O zaman Ortadoğu ülkeleri ne yapmalı ki hem yerleşik bir düzen kurabilsin hem de iç çatışmaların önüne geçsin ve bölgede emeli olan dış güçlere karşı ciddi bir savunma politikası geliştirsin? Bu ülkelerin bu sorulardan yola çıkarak yeniden bir yapılanma hareketinin planlarını yapması problemlerin çözümü için bir başlangıç sayılabilecektir. Problemlerin çözümü için içten dışa doğru yaklaşımı makul gibi görünüyor. Öncelikle bölge ülkelerinin çözüm müzakereleri düzenlemesi ve radikal kararlar almaları icap etmektedir. Bölgedeki mezhep çatışmalarının durdurulması için yapılması gerekenler tartışılıp, kararlar alınmalıdır.
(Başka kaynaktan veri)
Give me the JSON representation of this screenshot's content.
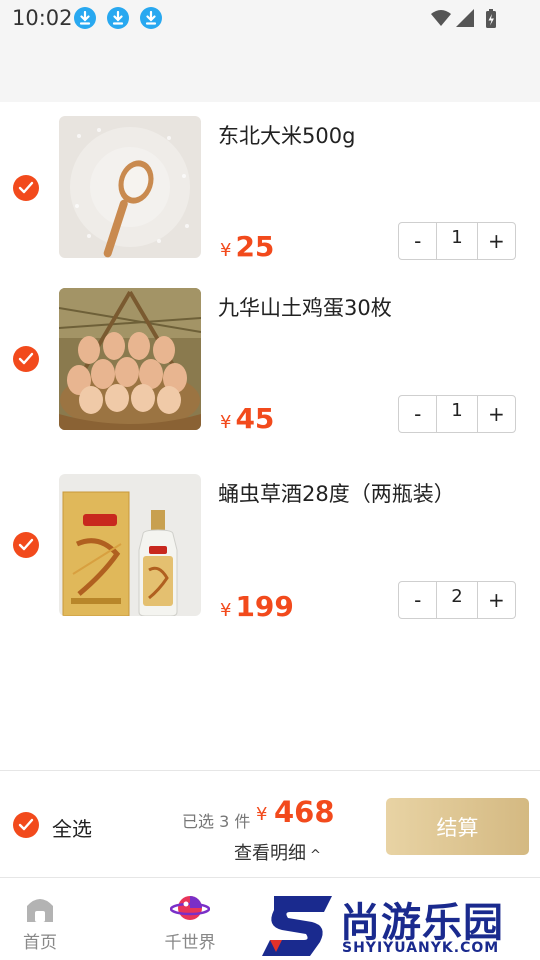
{
  "status_bar": {
    "time": "10:02",
    "notification_icons": [
      "download-icon",
      "download-icon",
      "download-icon"
    ],
    "system_icons": [
      "wifi-icon",
      "signal-icon",
      "battery-icon"
    ]
  },
  "cart": {
    "currency_symbol": "¥",
    "items": [
      {
        "name": "东北大米500g",
        "price": "25",
        "quantity": "1",
        "checked": true,
        "minus_label": "-",
        "plus_label": "+"
      },
      {
        "name": "九华山土鸡蛋30枚",
        "price": "45",
        "quantity": "1",
        "checked": true,
        "minus_label": "-",
        "plus_label": "+"
      },
      {
        "name": "蛹虫草酒28度（两瓶装）",
        "price": "199",
        "quantity": "2",
        "checked": true,
        "minus_label": "-",
        "plus_label": "+"
      }
    ]
  },
  "checkout": {
    "select_all_label": "全选",
    "selected_text": "已选 3 件",
    "currency_symbol": "¥",
    "total": "468",
    "detail_label": "查看明细",
    "detail_arrow": "^",
    "pay_label": "结算",
    "accent_color": "#f24a1c",
    "pay_button_color": "#dcc493"
  },
  "tabbar": {
    "tabs": [
      {
        "label": "首页",
        "icon": "home-icon"
      },
      {
        "label": "千世界",
        "icon": "planet-icon"
      }
    ]
  },
  "watermark": {
    "logo_letter": "S",
    "title": "尚游乐园",
    "subtitle": "SHYIYUANYK.COM"
  }
}
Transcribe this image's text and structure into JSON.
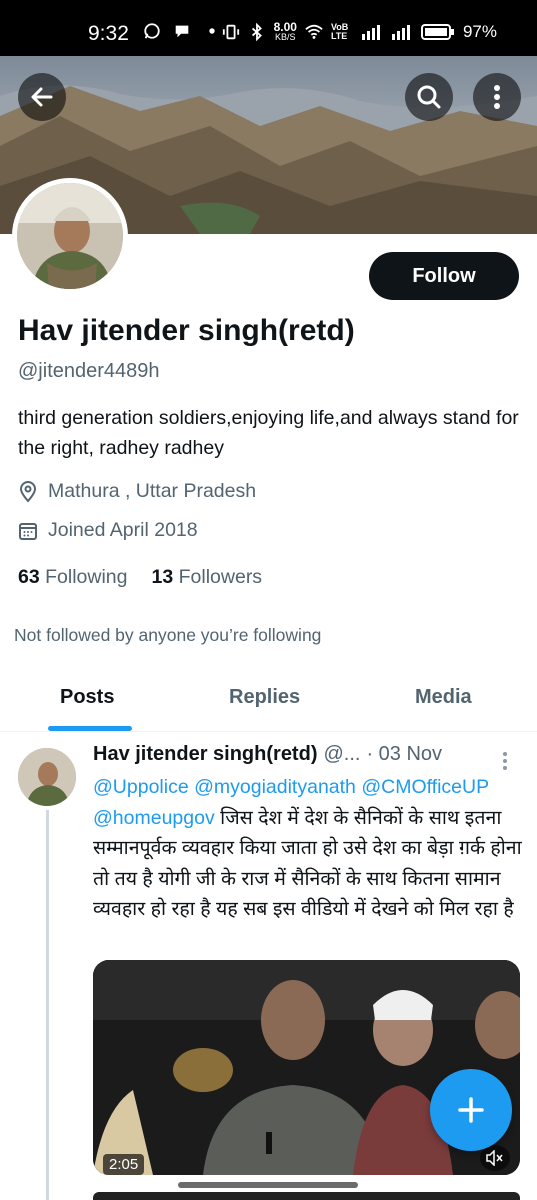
{
  "status_bar": {
    "time": "9:32",
    "net_speed": "8.00",
    "net_unit": "KB/S",
    "volte": "VoB LTE",
    "battery": "97%"
  },
  "header": {
    "back_icon": "arrow-left-icon",
    "search_icon": "search-icon",
    "more_icon": "more-vertical-icon"
  },
  "profile": {
    "display_name": "Hav jitender singh(retd)",
    "handle": "@jitender4489h",
    "follow_label": "Follow",
    "bio": "third generation soldiers,enjoying life,and always stand for the right, radhey radhey",
    "location": "Mathura , Uttar Pradesh",
    "joined": "Joined April 2018",
    "following_count": "63",
    "following_label": "Following",
    "followers_count": "13",
    "followers_label": "Followers",
    "not_followed": "Not followed by anyone you’re following"
  },
  "tabs": [
    {
      "label": "Posts",
      "active": true
    },
    {
      "label": "Replies",
      "active": false
    },
    {
      "label": "Media",
      "active": false
    }
  ],
  "post": {
    "author": "Hav jitender singh(retd)",
    "handle_trunc": "@...",
    "date": "· 03 Nov",
    "mention_1": "@Uppolice",
    "mention_2": "@myogiadityanath",
    "mention_3": "@CMOfficeUP",
    "mention_4": "@homeupgov",
    "text": "जिस देश में देश के सैनिकों के साथ इतना सम्मानपूर्वक व्यवहार किया जाता हो उसे देश का बेड़ा ग़र्क होना तो तय है योगी जी के राज में सैनिकों के साथ कितना सामान व्यवहार हो रहा है यह सब इस वीडियो में देखने को मिल रहा है",
    "video_duration": "2:05"
  },
  "colors": {
    "accent": "#1d9bf0",
    "text_primary": "#0f1419",
    "text_secondary": "#536471"
  }
}
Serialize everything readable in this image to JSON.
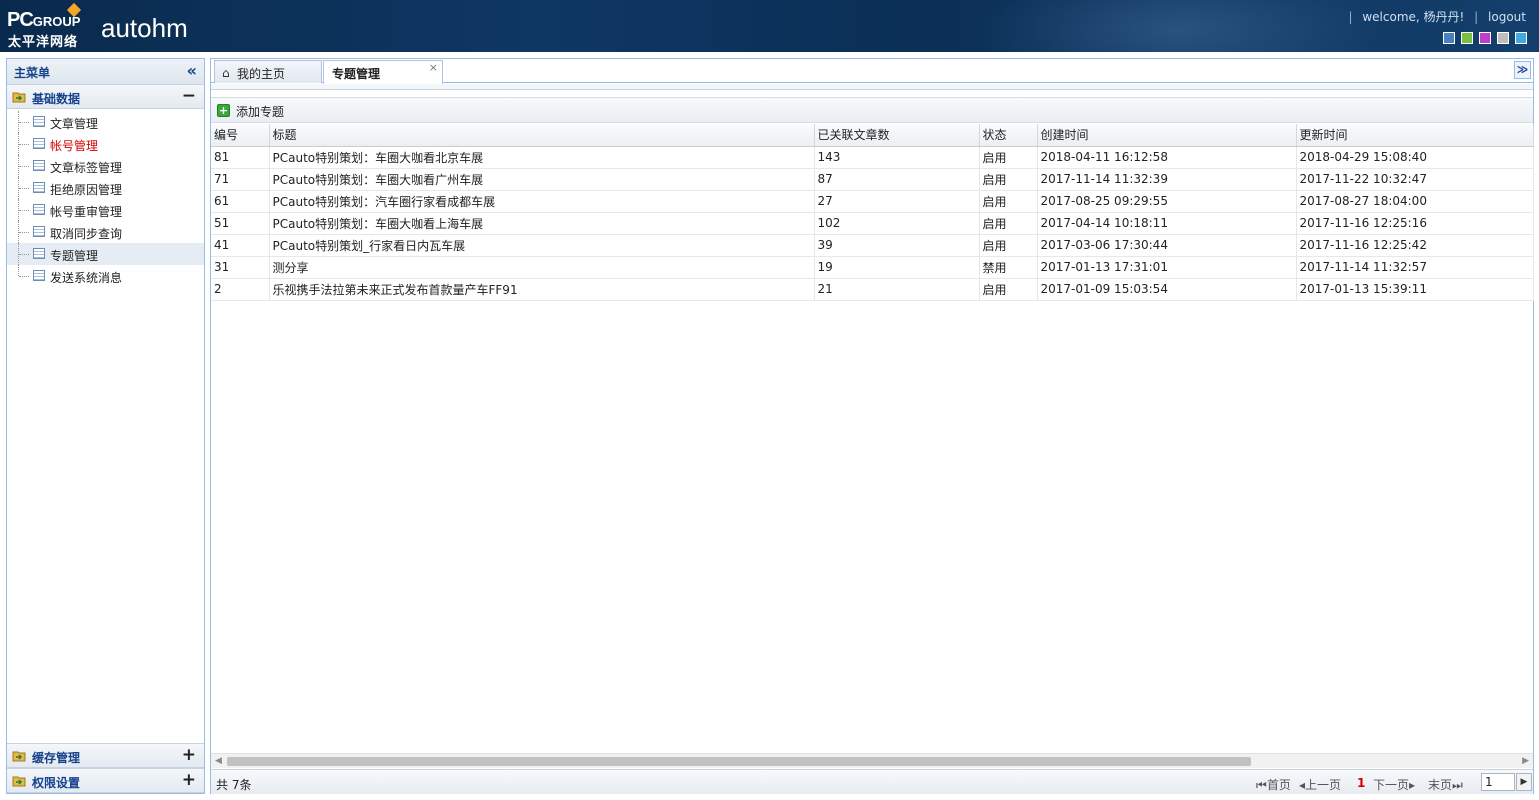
{
  "header": {
    "logo_text_main": "PC",
    "logo_text_group": "GROUP",
    "logo_text_cn": "太平洋网络",
    "app_title": "autohm",
    "separator": "|",
    "welcome": "welcome, 杨丹丹!",
    "logout": "logout",
    "theme_colors": [
      "#4a7fc1",
      "#7ac142",
      "#c03ccf",
      "#bdbdbd",
      "#3fa9e0"
    ]
  },
  "sidebar": {
    "title": "主菜单",
    "collapse_glyph": "«",
    "groups": [
      {
        "label": "基础数据",
        "toggle": "−",
        "items": [
          {
            "label": "文章管理"
          },
          {
            "label": "帐号管理"
          },
          {
            "label": "文章标签管理"
          },
          {
            "label": "拒绝原因管理"
          },
          {
            "label": "帐号重审管理"
          },
          {
            "label": "取消同步查询"
          },
          {
            "label": "专题管理"
          },
          {
            "label": "发送系统消息"
          }
        ]
      },
      {
        "label": "缓存管理",
        "toggle": "+"
      },
      {
        "label": "权限设置",
        "toggle": "+"
      }
    ]
  },
  "tabs": [
    {
      "label": "我的主页",
      "icon": "home-icon"
    },
    {
      "label": "专题管理",
      "close": "×"
    }
  ],
  "tabmenu_glyph": "≫",
  "toolbar": {
    "add_label": "添加专题",
    "add_glyph": "+"
  },
  "table": {
    "columns": [
      "编号",
      "标题",
      "已关联文章数",
      "状态",
      "创建时间",
      "更新时间"
    ],
    "rows": [
      [
        "81",
        "PCauto特别策划：车圈大咖看北京车展",
        "143",
        "启用",
        "2018-04-11 16:12:58",
        "2018-04-29 15:08:40"
      ],
      [
        "71",
        "PCauto特别策划：车圈大咖看广州车展",
        "87",
        "启用",
        "2017-11-14 11:32:39",
        "2017-11-22 10:32:47"
      ],
      [
        "61",
        "PCauto特别策划：汽车圈行家看成都车展",
        "27",
        "启用",
        "2017-08-25 09:29:55",
        "2017-08-27 18:04:00"
      ],
      [
        "51",
        "PCauto特别策划：车圈大咖看上海车展",
        "102",
        "启用",
        "2017-04-14 10:18:11",
        "2017-11-16 12:25:16"
      ],
      [
        "41",
        "PCauto特别策划_行家看日内瓦车展",
        "39",
        "启用",
        "2017-03-06 17:30:44",
        "2017-11-16 12:25:42"
      ],
      [
        "31",
        "测分享",
        "19",
        "禁用",
        "2017-01-13 17:31:01",
        "2017-11-14 11:32:57"
      ],
      [
        "2",
        "乐视携手法拉第未来正式发布首款量产车FF91",
        "21",
        "启用",
        "2017-01-09 15:03:54",
        "2017-01-13 15:39:11"
      ]
    ]
  },
  "pager": {
    "total": "共 7条",
    "first": "首页",
    "prev": "上一页",
    "current": "1",
    "next": "下一页",
    "last": "末页",
    "page_input": "1"
  }
}
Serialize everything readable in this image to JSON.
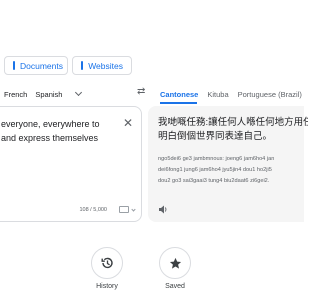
{
  "mode_tabs": {
    "documents_label": "Documents",
    "websites_label": "Websites"
  },
  "source": {
    "languages": [
      "French",
      "Spanish"
    ],
    "text_lines": [
      "everyone, everywhere to",
      "and express themselves"
    ],
    "char_count": "108 / 5,000"
  },
  "swap_label": "⇄",
  "target": {
    "languages": [
      "Cantonese",
      "Kituba",
      "Portuguese (Brazil)"
    ],
    "text_lines": [
      "我哋嘅任務:讓任何人喺任何地方用任",
      "明白倒個世界同表達自己。"
    ],
    "romanization_lines": [
      "ngo5dei6 ge3 jambmnous: joeng6 jam6ho4 jan",
      "dei6fong1 jung6 jam6ho4 jyu5jin4 dou1 ho2ji5",
      "dou2 go3 sai3gaai3 tung4 biu2daat6 zi6gei2."
    ]
  },
  "bottom": {
    "history_label": "History",
    "saved_label": "Saved"
  },
  "colors": {
    "accent": "#1a73e8",
    "border": "#dadce0",
    "panel_bg": "#f5f5f5",
    "muted": "#5f6368"
  }
}
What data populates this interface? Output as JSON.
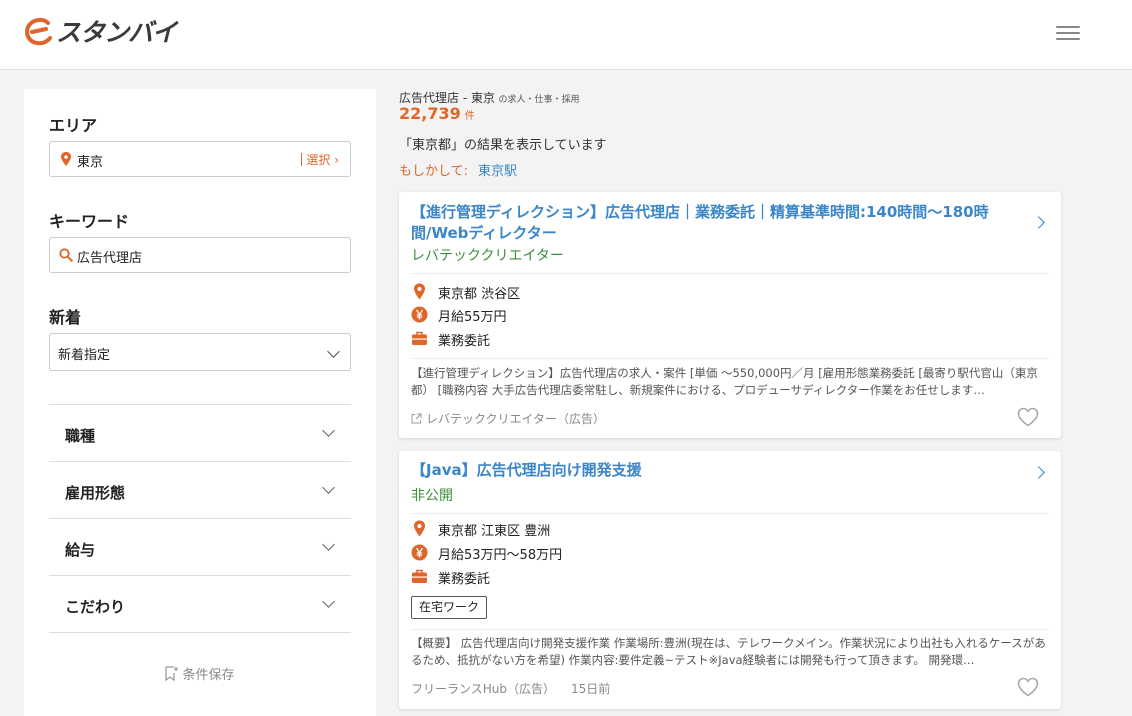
{
  "header": {
    "logo_text": "スタンバイ",
    "brand_color": "#e0652a"
  },
  "sidebar": {
    "area_label": "エリア",
    "area_value": "東京",
    "area_select": "選択",
    "keyword_label": "キーワード",
    "keyword_value": "広告代理店",
    "new_label": "新着",
    "new_value": "新着指定",
    "accordion": [
      "職種",
      "雇用形態",
      "給与",
      "こだわり"
    ],
    "save_label": "条件保存"
  },
  "results": {
    "title_main": "広告代理店 - 東京",
    "title_suffix": "の求人・仕事・採用",
    "count": "22,739",
    "count_unit": "件",
    "showing": "「東京都」の結果を表示しています",
    "suggest_label": "もしかして:",
    "suggest_link": "東京駅"
  },
  "jobs": [
    {
      "title": "【進行管理ディレクション】広告代理店｜業務委託｜精算基準時間:140時間～180時間/Webディレクター",
      "company": "レバテッククリエイター",
      "location": "東京都 渋谷区",
      "salary": "月給55万円",
      "employment": "業務委託",
      "description": "【進行管理ディレクション】広告代理店の求人・案件 [単価 ～550,000円／月 [雇用形態業務委託 [最寄り駅代官山（東京都） [職務内容 大手広告代理店委常駐し、新規案件における、プロデューサディレクター作業をお任せします…",
      "source": "レバテッククリエイター（広告）"
    },
    {
      "title": "【Java】広告代理店向け開発支援",
      "company": "非公開",
      "location": "東京都 江東区 豊洲",
      "salary": "月給53万円～58万円",
      "employment": "業務委託",
      "tag": "在宅ワーク",
      "description": "【概要】 広告代理店向け開発支援作業 作業場所:豊洲(現在は、テレワークメイン。作業状況により出社も入れるケースがあるため、抵抗がない方を希望) 作業内容:要件定義~テスト※Java経験者には開発も行って頂きます。 開発環…",
      "source": "フリーランスHub（広告）",
      "age": "15日前"
    }
  ]
}
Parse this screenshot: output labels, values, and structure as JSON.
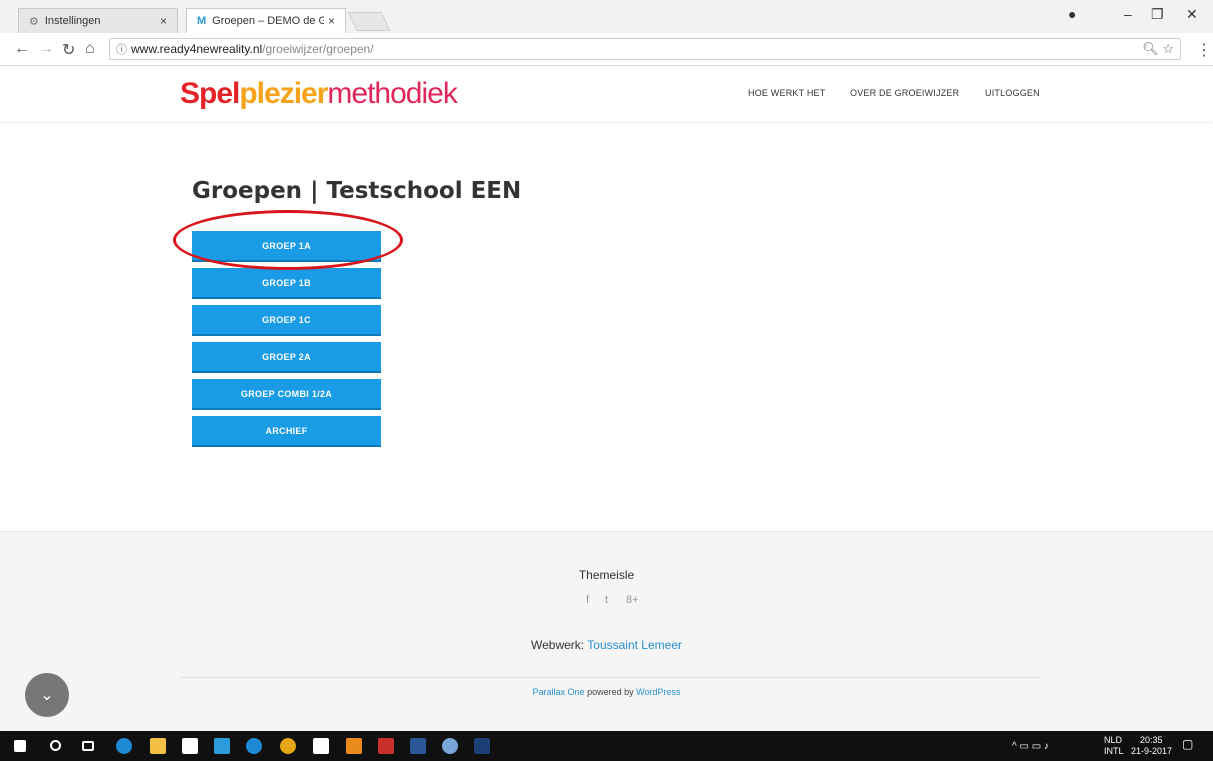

Zaten mezhep çatışmaları çoğu ülkede iç barışı zedelerken dış güçlerin de ellerini ovuşturmasına sebep olmaktadır. Düşünün sekiz milyon nüfuslu İsrail bölgedeki diğer devletlerin tümüne pervasızca tehditler gönderebilmektedir. Bu da diğer ülkeler arasındaki bağın ne kadar zayıf ve çözüm üretebilecek stratejik akıldan yoksun olduklarına bir örnektir. Bu boşluktan istifade eden İsrail devleti bırakın bu ülkeleri yıllardır arkasına dayandığı müttefiki ABD’nin dünya üzerindeki en şedid muarızlarından biri olan İran’ı bile şımarık bir edayla tehdit edebilmektedir. Bu noktada İran’a yanaşabilmek hem mezhep çatışmalarını dindirebilecek hem de bölgede emelleri olan dış güçlerin karşısına güçlü bir müttefikle çıkılabilecektir. Tabii tek bir müttefik yeterli değildir Avrupa ve Asya devletlerinden de destek alınmalıdır.
Bir de bölgede aktif olan silahlı örgütlerin geri çekilmesi için ikna edilmesi gibi bir mecburiyet var. Bölge devletlerinin durumu göz önüne alındığında bu örgütlerle silahlı çatışmalara girmek hem maliyetli hem de çözümün uzun süreye yayılmasına sebebiyet verecektir. Öyleyse bu örgütlerle de müzakereler gerçekleştirmek daha makul bir yaklaşım gibi duruyor. (Örn: Türk hükümetinin PKK ile yaptığı müzakereler)
Bölgede bu dediklerimizi gerçekleştirebilecek bir devletin ortaya çıkması diğerlerine de model olabilir. Dünya üzerinde dengelerin değiştiği bu dönem Ortadoğu ülkeleri için yeni bir başlangıç fırsatı olabilir. Aksini düşündüğümüzde; Bölgede emperyalist bir kuvvetin denetimi ele geçirmesi (stratejik konum göz önüne aldığında) üç kıta için de muazzam bir tehlikedir. Bu yüzden muhataplar işin enini boyunu sağlam hesaplamakla ve ileride herhangi bir pürüz oluşturmayacak müttefikler bulmak zorundadır. Müttefikler hususunda bir yüzyıl önce düşülen hataya tekrar düşülmelidir.
Ortadoğu’nun hesabı büyük. Bakalım bu zor badire aşılıp toparlanan bir Ortadoğu çıkacak mı? 21. yy. efsanevi Ortadoğu’yu anımsatabilecek mi dünyaya?